WASHINGTON (Reuters) - The second U.S. soldier killed in Afghanistan over the past week was named on Friday as Sergeant First Class Christopher Andrew Celiz of Summerville, South Carolina, the Department of Defense said.
Celiz, 32, was on his seventh deployment when he died in eastern Afghanistan on Thursday after being wounded by enemy small arms fire, the U.S. Army Special Operations Command said in a statement. The incident is under investigation.
He was treated immediately and evacuated to the closest medical facility, where he died of his wounds, the statement said.
Celiz was posthumously awarded the Meritorious Service Medal, Bronze Star Medal and the Purple Heart, it said.
“Chris was a national treasure who led his (Army) Rangers with passion, competence, and an infectiously positive attitude no matter the situation. He will be greatly missed,” said Lieutenant Colonel Sean McGee, commander of Celiz’s battalion.
A member of the Afghan security forces was also killed and several were wounded during Thursday’s combat, the Pentagon has said.
Four service members have died in Afghanistan since the start of the year, a Pentagon spokesman said.
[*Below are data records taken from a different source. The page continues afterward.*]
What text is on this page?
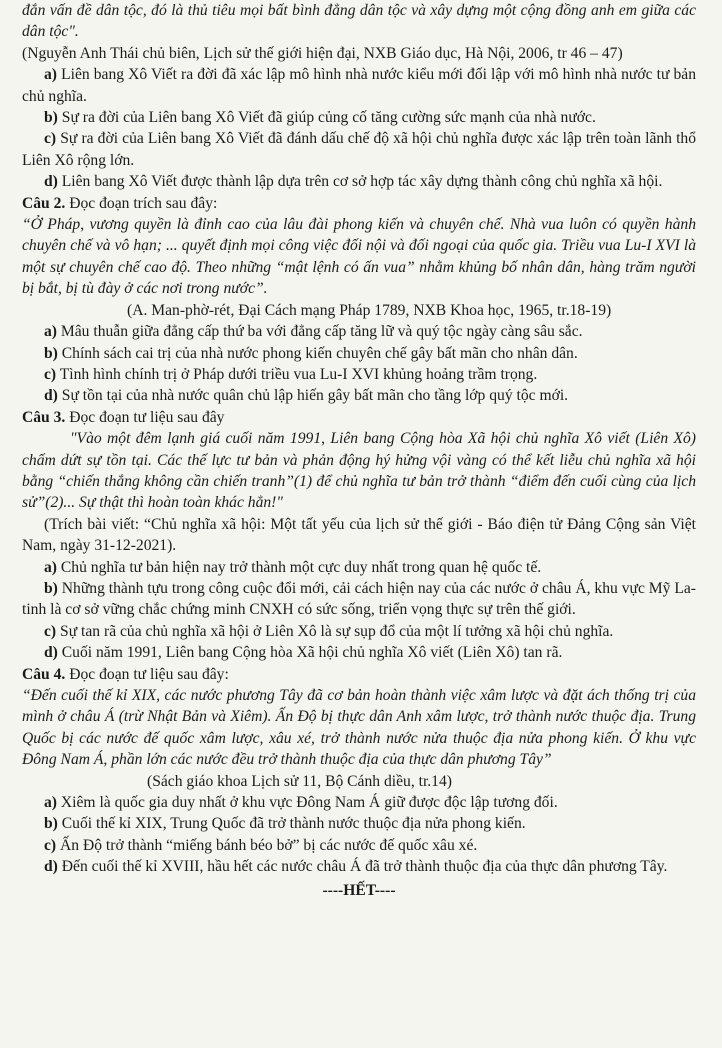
đắn vấn đề dân tộc, đó là thủ tiêu mọi bất bình đẳng dân tộc và xây dựng một cộng đồng anh em giữa các dân tộc".

(Nguyễn Anh Thái chủ biên, Lịch sử thế giới hiện đại, NXB Giáo dục, Hà Nội, 2006, tr 46 – 47)

a) Liên bang Xô Viết ra đời đã xác lập mô hình nhà nước kiểu mới đối lập với mô hình nhà nước tư bản chủ nghĩa.

b) Sự ra đời của Liên bang Xô Viết đã giúp củng cố tăng cường sức mạnh của nhà nước.

c) Sự ra đời của Liên bang Xô Viết đã đánh dấu chế độ xã hội chủ nghĩa được xác lập trên toàn lãnh thổ Liên Xô rộng lớn.

d) Liên bang Xô Viết được thành lập dựa trên cơ sở hợp tác xây dựng thành công chủ nghĩa xã hội.

Câu 2. Đọc đoạn trích sau đây:

“Ở Pháp, vương quyền là đỉnh cao của lâu đài phong kiến và chuyên chế. Nhà vua luôn có quyền hành chuyên chế và vô hạn; ... quyết định mọi công việc đối nội và đối ngoại của quốc gia. Triều vua Lu-I XVI là một sự chuyên chế cao độ. Theo những “mật lệnh có ấn vua” nhằm khủng bố nhân dân, hàng trăm người bị bắt, bị tù đày ở các nơi trong nước”.

(A. Man-phờ-rét, Đại Cách mạng Pháp 1789, NXB Khoa học, 1965, tr.18-19)

a) Mâu thuẫn giữa đẳng cấp thứ ba với đẳng cấp tăng lữ và quý tộc ngày càng sâu sắc.

b) Chính sách cai trị của nhà nước phong kiến chuyên chế gây bất mãn cho nhân dân.

c) Tình hình chính trị ở Pháp dưới triều vua Lu-I XVI khủng hoảng trầm trọng.

d) Sự tồn tại của nhà nước quân chủ lập hiến gây bất mãn cho tầng lớp quý tộc mới.

Câu 3. Đọc đoạn tư liệu sau đây

"Vào một đêm lạnh giá cuối năm 1991, Liên bang Cộng hòa Xã hội chủ nghĩa Xô viết (Liên Xô) chấm dứt sự tồn tại. Các thế lực tư bản và phản động hý hửng vội vàng có thể kết liễu chủ nghĩa xã hội bằng “chiến thắng không cần chiến tranh”(1) để chủ nghĩa tư bản trở thành “điểm đến cuối cùng của lịch sử”(2)... Sự thật thì hoàn toàn khác hẳn!"

(Trích bài viết: “Chủ nghĩa xã hội: Một tất yếu của lịch sử thế giới - Báo điện tử Đảng Cộng sản Việt Nam, ngày 31-12-2021).

a) Chủ nghĩa tư bản hiện nay trở thành một cực duy nhất trong quan hệ quốc tế.

b) Những thành tựu trong công cuộc đổi mới, cải cách hiện nay của các nước ở châu Á, khu vực Mỹ La-tinh là cơ sở vững chắc chứng minh CNXH có sức sống, triển vọng thực sự trên thế giới.

c) Sự tan rã của chủ nghĩa xã hội ở Liên Xô là sự sụp đổ của một lí tưởng xã hội chủ nghĩa.

d) Cuối năm 1991, Liên bang Cộng hòa Xã hội chủ nghĩa Xô viết (Liên Xô) tan rã.

Câu 4. Đọc đoạn tư liệu sau đây:

“Đến cuối thế kỉ XIX, các nước phương Tây đã cơ bản hoàn thành việc xâm lược và đặt ách thống trị của mình ở châu Á (trừ Nhật Bản và Xiêm). Ấn Độ bị thực dân Anh xâm lược, trở thành nước thuộc địa. Trung Quốc bị các nước đế quốc xâm lược, xâu xé, trở thành nước nửa thuộc địa nửa phong kiến. Ở khu vực Đông Nam Á, phần lớn các nước đều trở thành thuộc địa của thực dân phương Tây”

(Sách giáo khoa Lịch sử 11, Bộ Cánh diều, tr.14)

a) Xiêm là quốc gia duy nhất ở khu vực Đông Nam Á giữ được độc lập tương đối.

b) Cuối thế kỉ XIX, Trung Quốc đã trở thành nước thuộc địa nửa phong kiến.

c) Ấn Độ trở thành “miếng bánh béo bở” bị các nước đế quốc xâu xé.

d) Đến cuối thế kỉ XVIII, hầu hết các nước châu Á đã trở thành thuộc địa của thực dân phương Tây.

----HẾT----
Eight soldiers died there between January and July 2017, according to the Pentagon.
Less than a week ago, U.S. Army Corporal Joseph Maciel, 20, of South Gate, California, was killed on July 7 in an apparent “insider” attack by a member of local security forces, and two other service members were wounded, the DOD said.
The United States is preparing a review of strategy in Afghanistan to examine issues, including U.S. troop presence and the prospect of negotiations with the Taliban, officials told Reuters.
The White House has not yet formally ordered the review, but current and former U.S. officials said they were preparing for a government-wide appraisal in the coming months. The White House asked for a similar review after President Barack Obama unveiled an Afghanistan strategy in 2009.
American-led forces invaded Afghanistan in 2001 to overthrow the Taliban government for harboring al-Qaeda militants. Since then, nearly 1,900 U.S. troops have been killed in the war.
President Donald Trump has opposed remaining in Washington’s longest war, but his advisers convinced him that the U.S. should stay. Last year, he authorized the deployment of 3,000 more troops, bringing the total to about 15,000.
Meanwhile, Afghan forces’ capability remains murky, and a U.S. government watchdog recently reported that the Afghan government controlled or influenced only about 56 percent of the country.